"Nounours", "papa", "maman", "dodo", "doudou", "toutou"… Tous les parents utilisent ces mots simplifiés pour communiquer avec leur nouveau-né et avec les jeunes enfants. Cette tendance à utiliser des mots courts et faciles à mémoriser est universelle dans toutes les cultures et a une fonction : celle de stimuler l’attachement entre parents et enfants.
Une forme innée de communication précoce
De nombreuses études ont en effet démontré que le "parler bébé" était une forme innée de communication précoce, à laquelle les tout-petits sont particulièrement sensibles. Ce langage simplifié, appelé langage maternel, retient plus efficacement leur attention. Il constitue également un élément important du lien affectif et favorise les expériences d'apprentissage entre l'enfant et ses parents.
Il semblerait toutefois que les nourrissons atteints de troubles du spectre de l’autisme (TSA) ne répondent pas systématiquement au langage maternel. Or, peu d’études ont été menées à ce sujet et pour connaître les conséquences à long terme de cette désaffection.
Dans une nouvelle étude publiée dans Nature Human Behavior, des chercheurs de l'école de médecine de l'Université de Californie à San Diego expliquent avoir identifié les régions du cerveau responsables de la réaction de l'enfant au langage maternel. Leurs travaux, qui combinent l'imagerie cérébrale de pointe, le suivi oculaire et les tests cliniques, pourraient permettre de mieux comprendre comment le cerveau se développe chez les enfants autistes en ce qui concerne les informations objectives sur la préférence sociale et l'attention sociale.

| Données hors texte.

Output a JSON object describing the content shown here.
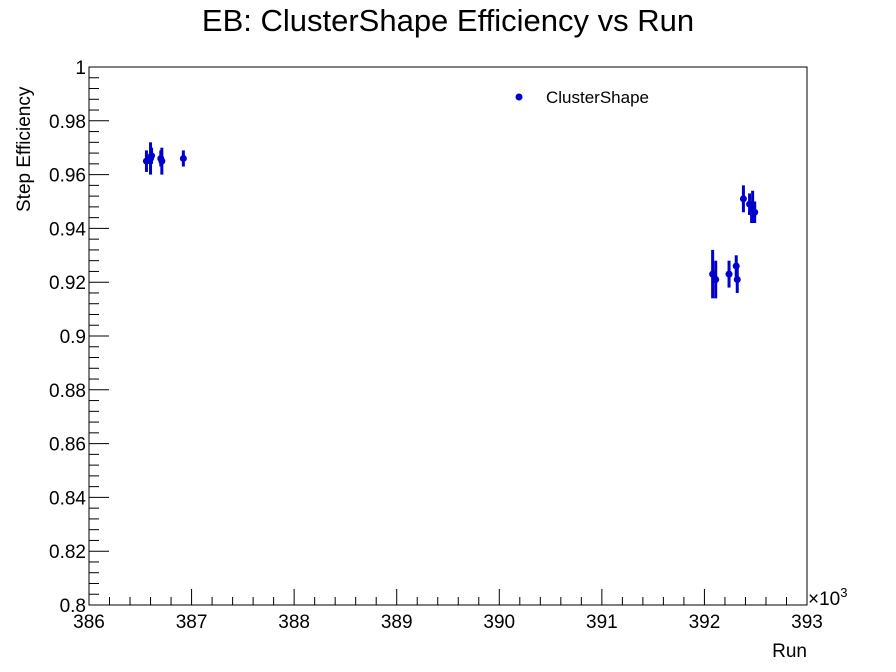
{
  "chart_data": {
    "type": "scatter",
    "title": "EB: ClusterShape Efficiency vs Run",
    "xlabel": "Run",
    "ylabel": "Step Efficiency",
    "x_multiplier": "×10",
    "x_multiplier_exp": "3",
    "xlim": [
      386,
      393
    ],
    "ylim": [
      0.8,
      1.0
    ],
    "x_ticks": [
      386,
      387,
      388,
      389,
      390,
      391,
      392,
      393
    ],
    "x_tick_labels": [
      "386",
      "387",
      "388",
      "389",
      "390",
      "391",
      "392",
      "393"
    ],
    "y_ticks": [
      0.8,
      0.82,
      0.84,
      0.86,
      0.88,
      0.9,
      0.92,
      0.94,
      0.96,
      0.98,
      1.0
    ],
    "y_tick_labels": [
      "0.8",
      "0.82",
      "0.84",
      "0.86",
      "0.88",
      "0.9",
      "0.92",
      "0.94",
      "0.96",
      "0.98",
      "1"
    ],
    "grid": false,
    "legend_position": "top-right",
    "series": [
      {
        "name": "ClusterShape",
        "color": "#0000cc",
        "points": [
          {
            "x": 386.56,
            "y": 0.965,
            "err": 0.004
          },
          {
            "x": 386.6,
            "y": 0.966,
            "err": 0.006
          },
          {
            "x": 386.61,
            "y": 0.967,
            "err": 0.003
          },
          {
            "x": 386.7,
            "y": 0.966,
            "err": 0.003
          },
          {
            "x": 386.71,
            "y": 0.965,
            "err": 0.005
          },
          {
            "x": 386.92,
            "y": 0.966,
            "err": 0.003
          },
          {
            "x": 392.08,
            "y": 0.923,
            "err": 0.009
          },
          {
            "x": 392.11,
            "y": 0.921,
            "err": 0.007
          },
          {
            "x": 392.24,
            "y": 0.923,
            "err": 0.005
          },
          {
            "x": 392.31,
            "y": 0.926,
            "err": 0.004
          },
          {
            "x": 392.32,
            "y": 0.921,
            "err": 0.005
          },
          {
            "x": 392.38,
            "y": 0.951,
            "err": 0.005
          },
          {
            "x": 392.44,
            "y": 0.949,
            "err": 0.004
          },
          {
            "x": 392.46,
            "y": 0.946,
            "err": 0.004
          },
          {
            "x": 392.47,
            "y": 0.948,
            "err": 0.006
          },
          {
            "x": 392.49,
            "y": 0.946,
            "err": 0.004
          }
        ]
      }
    ]
  }
}
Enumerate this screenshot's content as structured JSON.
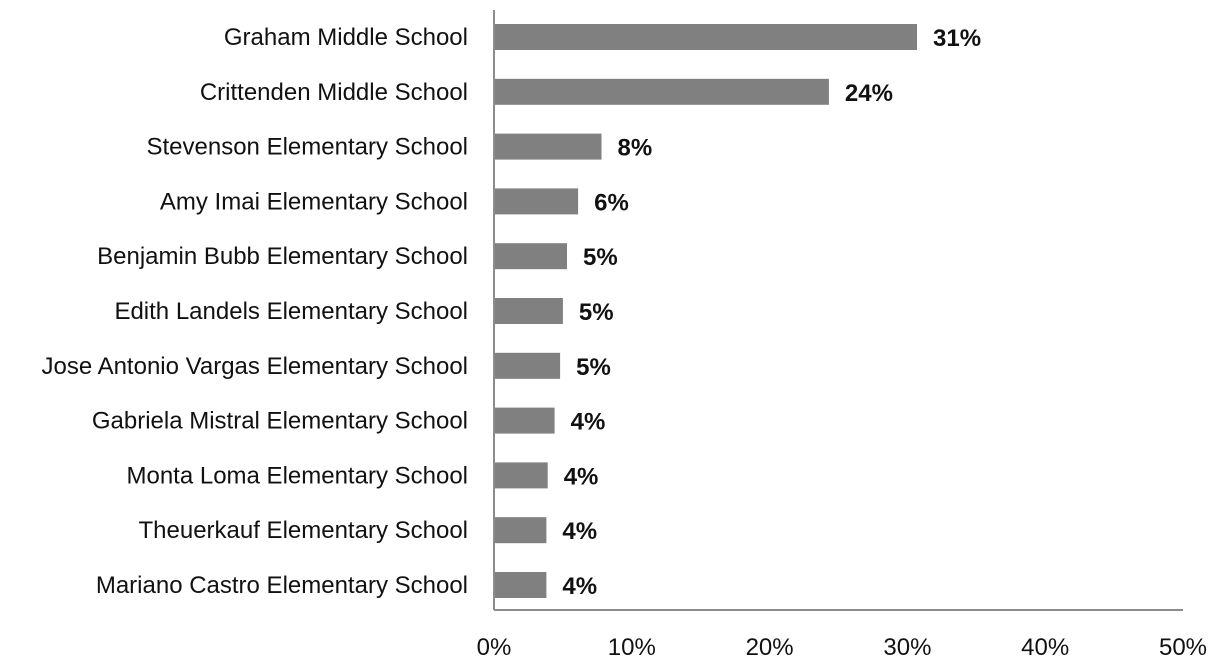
{
  "chart_data": {
    "type": "bar",
    "orientation": "horizontal",
    "title": "",
    "xlabel": "",
    "ylabel": "",
    "categories": [
      "Graham Middle School",
      "Crittenden Middle School",
      "Stevenson Elementary School",
      "Amy Imai Elementary School",
      "Benjamin Bubb Elementary School",
      "Edith Landels Elementary School",
      "Jose Antonio Vargas Elementary School",
      "Gabriela Mistral Elementary School",
      "Monta Loma Elementary School",
      "Theuerkauf Elementary School",
      "Mariano Castro Elementary School"
    ],
    "values": [
      30.7,
      24.3,
      7.8,
      6.1,
      5.3,
      5.0,
      4.8,
      4.4,
      3.9,
      3.8,
      3.8
    ],
    "value_labels": [
      "31%",
      "24%",
      "8%",
      "6%",
      "5%",
      "5%",
      "5%",
      "4%",
      "4%",
      "4%",
      "4%"
    ],
    "xlim": [
      0,
      50
    ],
    "xticks": [
      0,
      10,
      20,
      30,
      40,
      50
    ],
    "xtick_labels": [
      "0%",
      "10%",
      "20%",
      "30%",
      "40%",
      "50%"
    ],
    "grid": false,
    "legend": "none",
    "bar_color": "#808080",
    "axis_color": "#8c8c8c"
  }
}
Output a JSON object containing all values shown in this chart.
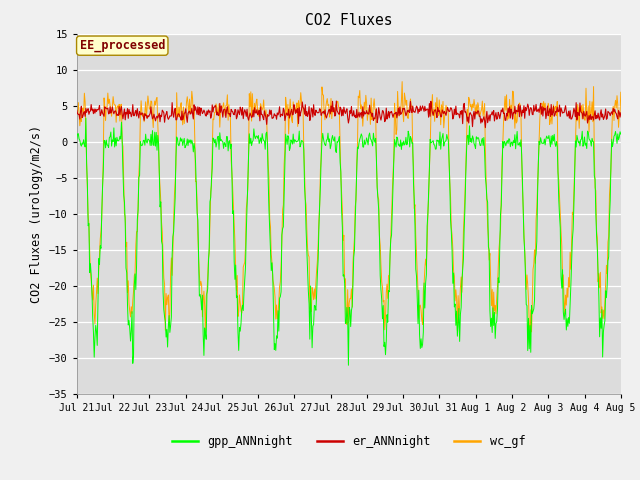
{
  "title": "CO2 Fluxes",
  "ylabel": "CO2 Fluxes (urology/m2/s)",
  "ylim": [
    -35,
    15
  ],
  "yticks": [
    -35,
    -30,
    -25,
    -20,
    -15,
    -10,
    -5,
    0,
    5,
    10,
    15
  ],
  "background_color": "#dcdcdc",
  "fig_background": "#f0f0f0",
  "gpp_color": "#00ff00",
  "er_color": "#cc0000",
  "wc_color": "#ffa500",
  "annotation_text": "EE_processed",
  "annotation_color": "#800000",
  "annotation_bg": "#ffffcc",
  "annotation_border": "#aa8800",
  "legend_items": [
    "gpp_ANNnight",
    "er_ANNnight",
    "wc_gf"
  ],
  "legend_colors": [
    "#00ff00",
    "#cc0000",
    "#ffa500"
  ],
  "n_days": 15,
  "seed": 42
}
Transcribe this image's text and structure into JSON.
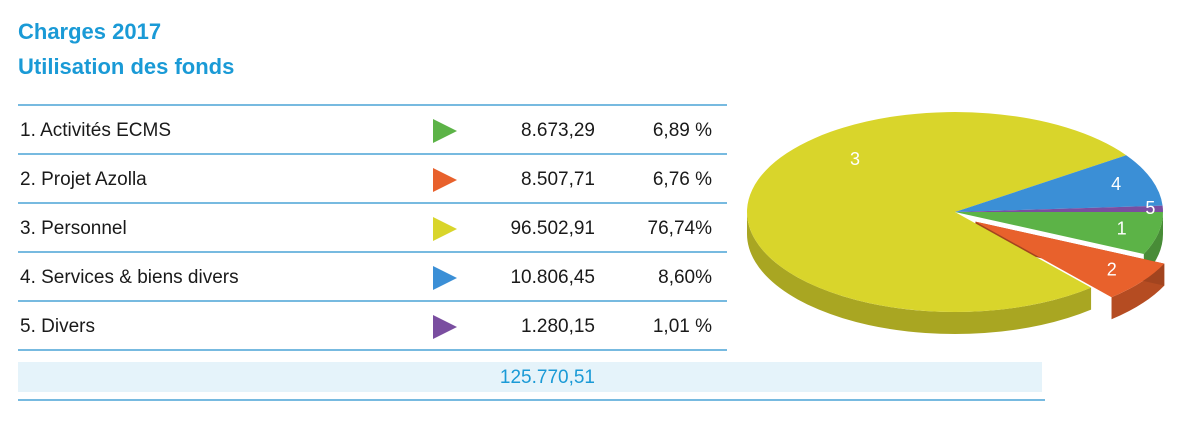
{
  "header": {
    "title": "Charges 2017",
    "subtitle": "Utilisation des fonds"
  },
  "table": {
    "rows": [
      {
        "label": "1. Activités ECMS",
        "amount": "8.673,29"
      },
      {
        "label": "2. Projet Azolla",
        "amount": "8.507,71"
      },
      {
        "label": "3. Personnel",
        "amount": "96.502,91"
      },
      {
        "label": "4. Services & biens divers",
        "amount": "10.806,45"
      },
      {
        "label": "5. Divers",
        "amount": "1.280,15"
      }
    ],
    "total": "125.770,51"
  },
  "chart_data": {
    "type": "pie",
    "categories": [
      "1",
      "2",
      "3",
      "4",
      "5"
    ],
    "values": [
      6.89,
      6.76,
      76.74,
      8.6,
      1.01
    ],
    "value_labels": [
      "6,89 %",
      "6,76 %",
      "76,74%",
      "8,60%",
      "1,01 %"
    ],
    "colors": [
      "#5cb347",
      "#e8612c",
      "#d9d52b",
      "#3b8fd6",
      "#7a4ea0"
    ]
  }
}
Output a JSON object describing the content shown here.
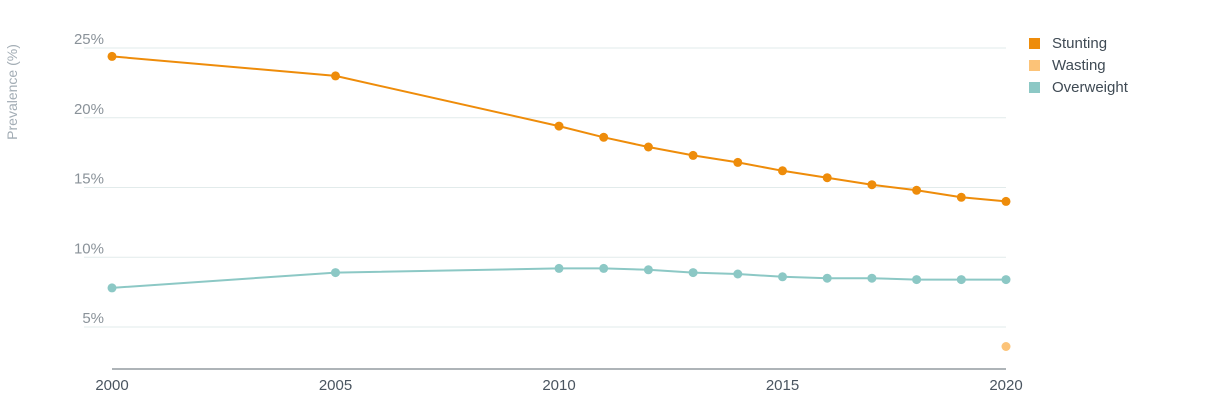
{
  "chart_data": {
    "type": "line",
    "title": "",
    "xlabel": "",
    "ylabel": "Prevalence (%)",
    "xlim": [
      2000,
      2020
    ],
    "ylim": [
      2,
      25
    ],
    "x_ticks": [
      2000,
      2005,
      2010,
      2015,
      2020
    ],
    "x_tick_labels": [
      "2000",
      "2005",
      "2010",
      "2015",
      "2020"
    ],
    "y_ticks": [
      5,
      10,
      15,
      20,
      25
    ],
    "y_tick_labels": [
      "5%",
      "10%",
      "15%",
      "20%",
      "25%"
    ],
    "grid": true,
    "legend_position": "top-right",
    "series": [
      {
        "name": "Stunting",
        "color": "#ee8c0a",
        "points": [
          {
            "x": 2000,
            "y": 24.4
          },
          {
            "x": 2005,
            "y": 23.0
          },
          {
            "x": 2010,
            "y": 19.4
          },
          {
            "x": 2011,
            "y": 18.6
          },
          {
            "x": 2012,
            "y": 17.9
          },
          {
            "x": 2013,
            "y": 17.3
          },
          {
            "x": 2014,
            "y": 16.8
          },
          {
            "x": 2015,
            "y": 16.2
          },
          {
            "x": 2016,
            "y": 15.7
          },
          {
            "x": 2017,
            "y": 15.2
          },
          {
            "x": 2018,
            "y": 14.8
          },
          {
            "x": 2019,
            "y": 14.3
          },
          {
            "x": 2020,
            "y": 14.0
          }
        ]
      },
      {
        "name": "Wasting",
        "color": "#fcc378",
        "points": [
          {
            "x": 2020,
            "y": 3.6
          }
        ]
      },
      {
        "name": "Overweight",
        "color": "#8cc8c5",
        "points": [
          {
            "x": 2000,
            "y": 7.8
          },
          {
            "x": 2005,
            "y": 8.9
          },
          {
            "x": 2010,
            "y": 9.2
          },
          {
            "x": 2011,
            "y": 9.2
          },
          {
            "x": 2012,
            "y": 9.1
          },
          {
            "x": 2013,
            "y": 8.9
          },
          {
            "x": 2014,
            "y": 8.8
          },
          {
            "x": 2015,
            "y": 8.6
          },
          {
            "x": 2016,
            "y": 8.5
          },
          {
            "x": 2017,
            "y": 8.5
          },
          {
            "x": 2018,
            "y": 8.4
          },
          {
            "x": 2019,
            "y": 8.4
          },
          {
            "x": 2020,
            "y": 8.4
          }
        ]
      }
    ]
  }
}
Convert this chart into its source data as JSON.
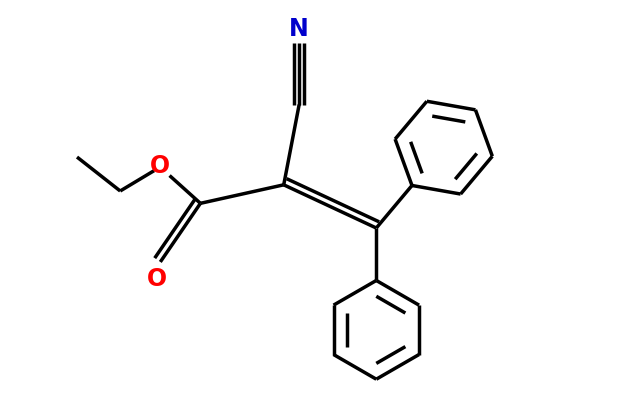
{
  "background_color": "#ffffff",
  "bond_color": "#000000",
  "oxygen_color": "#ff0000",
  "nitrogen_color": "#0000cc",
  "line_width": 2.5,
  "figsize": [
    6.23,
    4.19
  ],
  "dpi": 100,
  "xlim": [
    0,
    10
  ],
  "ylim": [
    0,
    6.7
  ]
}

"Pour la première fois, nous voyons quel est l'impact possible sur le cerveau des enfants autistes qui ne prêtent pas attention aux informations sociales", explique Eric Courchesne, professeur de neurosciences à la faculté de médecine de l'université de San Diego et auteur principal de l’étude.
Peu d'intérêt des enfants autistes pour le "parler bébé"
Les chercheurs ont émis l'hypothèse que les nourrissons et les tout-petits atteints de TSA présentent des troubles du développement des mécanismes neuronaux innés qui répondent au langage maternel. Pour étudier la question, ils ont effectué une série de tests portant sur 200 ensembles de données provenant de 71 enfants en bas âge et 41 ensembles de données provenant de 14 adultes. Ils ont d’abord utilisé l'imagerie par résonance magnétique fonctionnelle (IRMf) sur des enfants endormis pour mesurer l'activité cérébrale en réponse au langage maternel et à d'autres formes de discours social affectif.
Ils ont ensuite procédé à des évaluations cliniques du développement social et linguistique.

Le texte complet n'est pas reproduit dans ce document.